Silhouettes of Diversity Exhibition on Display on Ames First Floor

November 5, 2021

BLOOMINGTON, Ill. — Exploring the diversity of figure and design, the exhibit Silhouettes of Diversity will be on display on the first floor of The Ames Library, Oct. 26 through Nov. 9, 2021.

Silhouettes of Diversity is an exhibition of the silhouettes of students in the “Designing for People” course taught by William Bullock in the Ames School of Art. The exhibit celebrates diversity by emphasizing the diversity of size, shape and stature that designers must consider. 

Bullock said, "I wanted the students to understand the diverse sizes, shapes and stature of the human body that must be accommodated in designing useful and pleasurable products for people. The black paper silhouette images on a white background depict active student poses and provide an objective introspective as a way of celebrating our diversity."

Displayed as a poster wall, the exhibit creates an interactive experience for viewers with life-sized silhouettes of diverse figures. The figures display a variety in size, shape and activity emphasized by the simplistic design of black paper atop a white background. Additionally, anthropometric data is incorporated into the exhibit via specific charts for each figure and, more generally, through a reference image of human anatomy to provide scaling tools.
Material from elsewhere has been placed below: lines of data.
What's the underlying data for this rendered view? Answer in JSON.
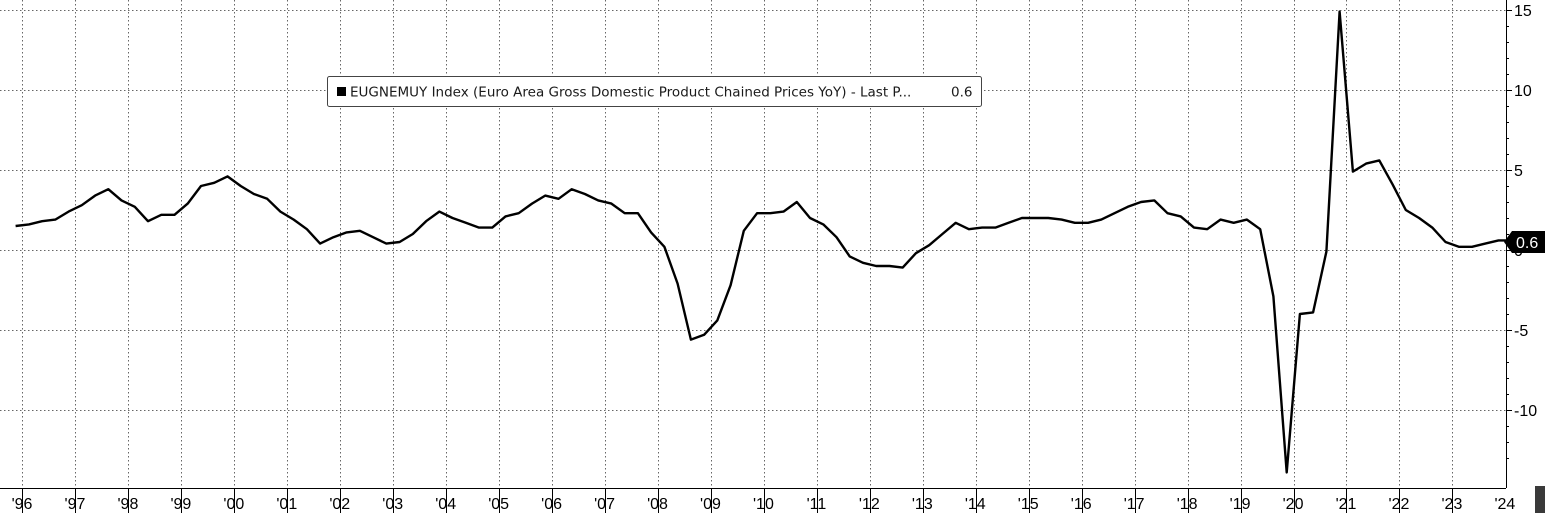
{
  "chart_data": {
    "type": "line",
    "title": "",
    "xlabel": "",
    "ylabel": "",
    "ylim": [
      -14,
      15
    ],
    "yticks": [
      15,
      10,
      5,
      0,
      -5,
      -10
    ],
    "xlim": [
      1996.0,
      2025.0
    ],
    "x_tick_labels": [
      "'96",
      "'97",
      "'98",
      "'99",
      "'00",
      "'01",
      "'02",
      "'03",
      "'04",
      "'05",
      "'06",
      "'07",
      "'08",
      "'09",
      "'10",
      "'11",
      "'12",
      "'13",
      "'14",
      "'15",
      "'16",
      "'17",
      "'18",
      "'19",
      "'20",
      "'21",
      "'22",
      "'23",
      "'24"
    ],
    "grid": true,
    "legend_position": "top-center",
    "legend": {
      "label": "EUGNEMUY Index (Euro Area Gross Domestic Product Chained  Prices YoY)  - Last P...",
      "value": "0.6"
    },
    "last_value_label": "0.6",
    "series": [
      {
        "name": "EUGNEMUY Index (Euro Area Gross Domestic Product Chained  Prices YoY)",
        "color": "#000000",
        "x": [
          1996.125,
          1996.375,
          1996.625,
          1996.875,
          1997.125,
          1997.375,
          1997.625,
          1997.875,
          1998.125,
          1998.375,
          1998.625,
          1998.875,
          1999.125,
          1999.375,
          1999.625,
          1999.875,
          2000.125,
          2000.375,
          2000.625,
          2000.875,
          2001.125,
          2001.375,
          2001.625,
          2001.875,
          2002.125,
          2002.375,
          2002.625,
          2002.875,
          2003.125,
          2003.375,
          2003.625,
          2003.875,
          2004.125,
          2004.375,
          2004.625,
          2004.875,
          2005.125,
          2005.375,
          2005.625,
          2005.875,
          2006.125,
          2006.375,
          2006.625,
          2006.875,
          2007.125,
          2007.375,
          2007.625,
          2007.875,
          2008.125,
          2008.375,
          2008.625,
          2008.875,
          2009.125,
          2009.375,
          2009.625,
          2009.875,
          2010.125,
          2010.375,
          2010.625,
          2010.875,
          2011.125,
          2011.375,
          2011.625,
          2011.875,
          2012.125,
          2012.375,
          2012.625,
          2012.875,
          2013.125,
          2013.375,
          2013.625,
          2013.875,
          2014.125,
          2014.375,
          2014.625,
          2014.875,
          2015.125,
          2015.375,
          2015.625,
          2015.875,
          2016.125,
          2016.375,
          2016.625,
          2016.875,
          2017.125,
          2017.375,
          2017.625,
          2017.875,
          2018.125,
          2018.375,
          2018.625,
          2018.875,
          2019.125,
          2019.375,
          2019.625,
          2019.875,
          2020.125,
          2020.375,
          2020.625,
          2020.875,
          2021.125,
          2021.375,
          2021.625,
          2021.875,
          2022.125,
          2022.375,
          2022.625,
          2022.875,
          2023.125,
          2023.375,
          2023.625,
          2023.875,
          2024.125,
          2024.375
        ],
        "y": [
          1.5,
          1.6,
          1.8,
          1.9,
          2.4,
          2.8,
          3.4,
          3.8,
          3.1,
          2.7,
          1.8,
          2.2,
          2.2,
          2.9,
          4.0,
          4.2,
          4.6,
          4.0,
          3.5,
          3.2,
          2.4,
          1.9,
          1.3,
          0.4,
          0.8,
          1.1,
          1.2,
          0.8,
          0.4,
          0.5,
          1.0,
          1.8,
          2.4,
          2.0,
          1.7,
          1.4,
          1.4,
          2.1,
          2.3,
          2.9,
          3.4,
          3.2,
          3.8,
          3.5,
          3.1,
          2.9,
          2.3,
          2.3,
          1.1,
          0.2,
          -2.1,
          -5.6,
          -5.3,
          -4.4,
          -2.2,
          1.2,
          2.3,
          2.3,
          2.4,
          3.0,
          2.0,
          1.6,
          0.8,
          -0.4,
          -0.8,
          -1.0,
          -1.0,
          -1.1,
          -0.2,
          0.3,
          1.0,
          1.7,
          1.3,
          1.4,
          1.4,
          1.7,
          2.0,
          2.0,
          2.0,
          1.9,
          1.7,
          1.7,
          1.9,
          2.3,
          2.7,
          3.0,
          3.1,
          2.3,
          2.1,
          1.4,
          1.3,
          1.9,
          1.7,
          1.9,
          1.3,
          -2.9,
          -13.9,
          -4.0,
          -3.9,
          -0.1,
          14.9,
          4.9,
          5.4,
          5.6,
          4.1,
          2.5,
          2.0,
          1.4,
          0.5,
          0.2,
          0.2,
          0.4,
          0.6,
          0.6
        ]
      }
    ]
  }
}
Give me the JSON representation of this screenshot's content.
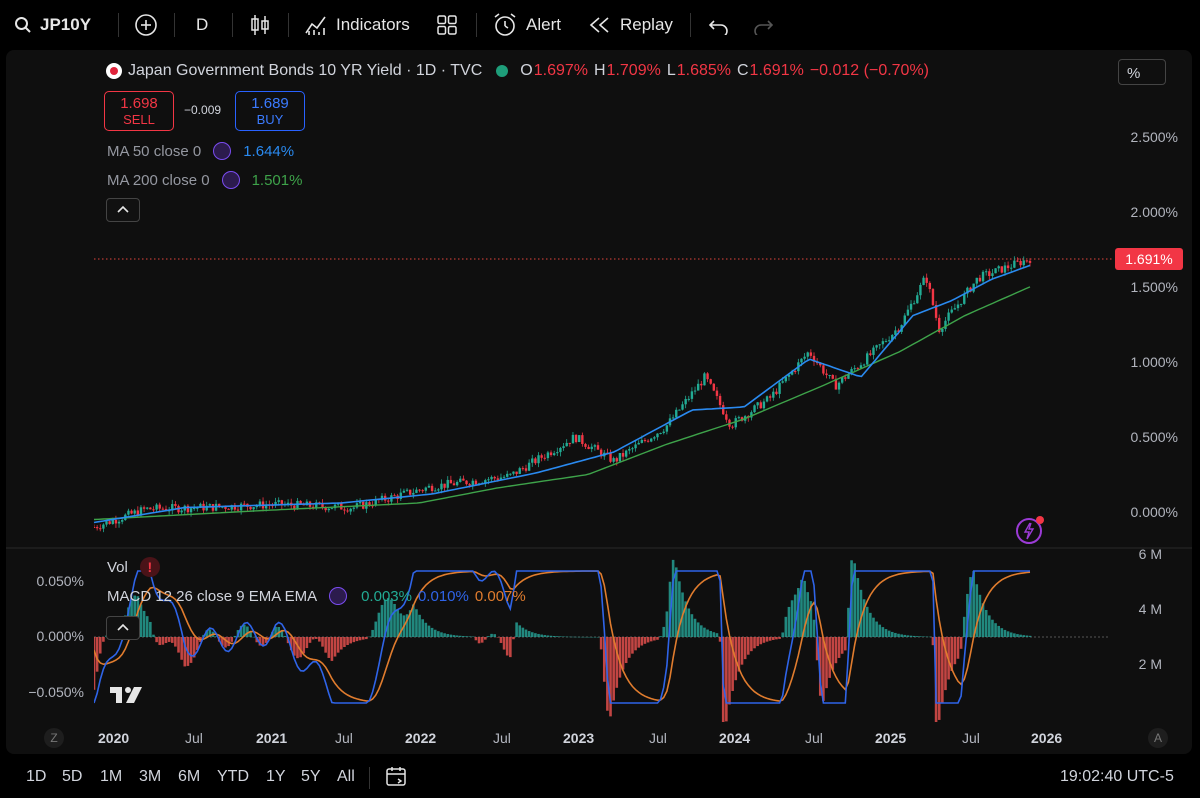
{
  "toolbar": {
    "symbol": "JP10Y",
    "interval": "D",
    "indicators_label": "Indicators",
    "alert_label": "Alert",
    "replay_label": "Replay"
  },
  "legend": {
    "title": "Japan Government Bonds 10 YR Yield · 1D · TVC",
    "o_label": "O",
    "o_value": "1.697%",
    "h_label": "H",
    "h_value": "1.709%",
    "l_label": "L",
    "l_value": "1.685%",
    "c_label": "C",
    "c_value": "1.691%",
    "change": "−0.012 (−0.70%)",
    "sell_price": "1.698",
    "sell_label": "SELL",
    "spread": "−0.009",
    "buy_price": "1.689",
    "buy_label": "BUY",
    "ma50_label": "MA 50 close 0",
    "ma50_value": "1.644%",
    "ma200_label": "MA 200 close 0",
    "ma200_value": "1.501%"
  },
  "price_axis": {
    "unit_label": "%",
    "ticks": [
      "2.500%",
      "2.000%",
      "1.500%",
      "1.000%",
      "0.500%",
      "0.000%"
    ],
    "last_price_tag": "1.691%"
  },
  "lower_pane": {
    "vol_label": "Vol",
    "macd_label": "MACD 12 26 close 9 EMA EMA",
    "macd_value": "0.003%",
    "signal_value": "0.010%",
    "hist_value": "0.007%",
    "left_ticks": [
      "0.050%",
      "0.000%",
      "−0.050%"
    ],
    "right_ticks": [
      "6 M",
      "4 M",
      "2 M"
    ]
  },
  "time_axis": {
    "labels": [
      "2020",
      "Jul",
      "2021",
      "Jul",
      "2022",
      "Jul",
      "2023",
      "Jul",
      "2024",
      "Jul",
      "2025",
      "Jul",
      "2026"
    ]
  },
  "bottom_bar": {
    "ranges": [
      "1D",
      "5D",
      "1M",
      "3M",
      "6M",
      "YTD",
      "1Y",
      "5Y",
      "All"
    ],
    "clock": "19:02:40 UTC-5"
  },
  "chart_data": {
    "type": "line",
    "x_range": [
      "2019-11",
      "2025-11"
    ],
    "ylim": [
      -0.1,
      2.7
    ],
    "series": [
      {
        "x": [
          "2019-11",
          "2020-03",
          "2020-07",
          "2021-01",
          "2021-07",
          "2022-01",
          "2022-07",
          "2022-12",
          "2023-03",
          "2023-07",
          "2023-10",
          "2023-12",
          "2024-03",
          "2024-06",
          "2024-08",
          "2024-11",
          "2025-01",
          "2025-03",
          "2025-04",
          "2025-07",
          "2025-11"
        ],
        "y": [
          -0.1,
          0.02,
          0.03,
          0.05,
          0.03,
          0.17,
          0.24,
          0.5,
          0.34,
          0.57,
          0.9,
          0.58,
          0.76,
          1.07,
          0.84,
          1.07,
          1.24,
          1.57,
          1.22,
          1.56,
          1.69
        ]
      },
      {
        "x": [
          "2019-11",
          "2020-06",
          "2021-06",
          "2022-01",
          "2022-09",
          "2023-03",
          "2023-09",
          "2024-01",
          "2024-06",
          "2024-10",
          "2025-02",
          "2025-05",
          "2025-08",
          "2025-11"
        ],
        "y": [
          -0.07,
          0.03,
          0.06,
          0.12,
          0.26,
          0.4,
          0.68,
          0.7,
          1.02,
          0.9,
          1.31,
          1.41,
          1.55,
          1.644
        ]
      },
      {
        "x": [
          "2019-11",
          "2020-12",
          "2021-12",
          "2022-06",
          "2023-01",
          "2023-07",
          "2024-01",
          "2024-07",
          "2025-01",
          "2025-06",
          "2025-11"
        ],
        "y": [
          -0.05,
          0.01,
          0.06,
          0.16,
          0.25,
          0.45,
          0.62,
          0.84,
          1.07,
          1.31,
          1.501
        ]
      }
    ]
  }
}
Associate Professor Meg Miner coordinates exhibits in The Ames Library and stated, "The exhibit is thought-provoking in that it allows viewers to consider the designers' humanity while also considering how strikingly different we all are. The data that is included about averages of body sizes drives home the point that designers have to take a kind of scaling approach for all of human variability into account."

On Oct. 26, an opening lecture titled “Designing for Diverse People” was held to open the exhibit. The talk, sponsored by the IWU Office of Diversity and Inclusion, was given by Illinois State University’s Dryell Ashley.

Ashley stated, “Artists and designers create products that fit the needs of the people who use them. As humans we are all similar. Our bodies are designed using bones and muscles and the same circulatory systems and metabolic functions, with similar brain layouts. Yet, we are all individuals, different in size, shape and appearance.”

The Ames Library is open Monday through Thursday, 7:45 a.m.-1:30 a.m.; Friday, 7:45 a.m.-10 p.m.; Saturday, 10 a.m.-10 p.m.; and Sunday, 12 p.m.-1:30 a.m. The library is free and open to the public. However, after 8 p.m. Sunday through Thursday, and 6 p.m. Friday and Saturday, the library is only accessible by I.D. card swipe.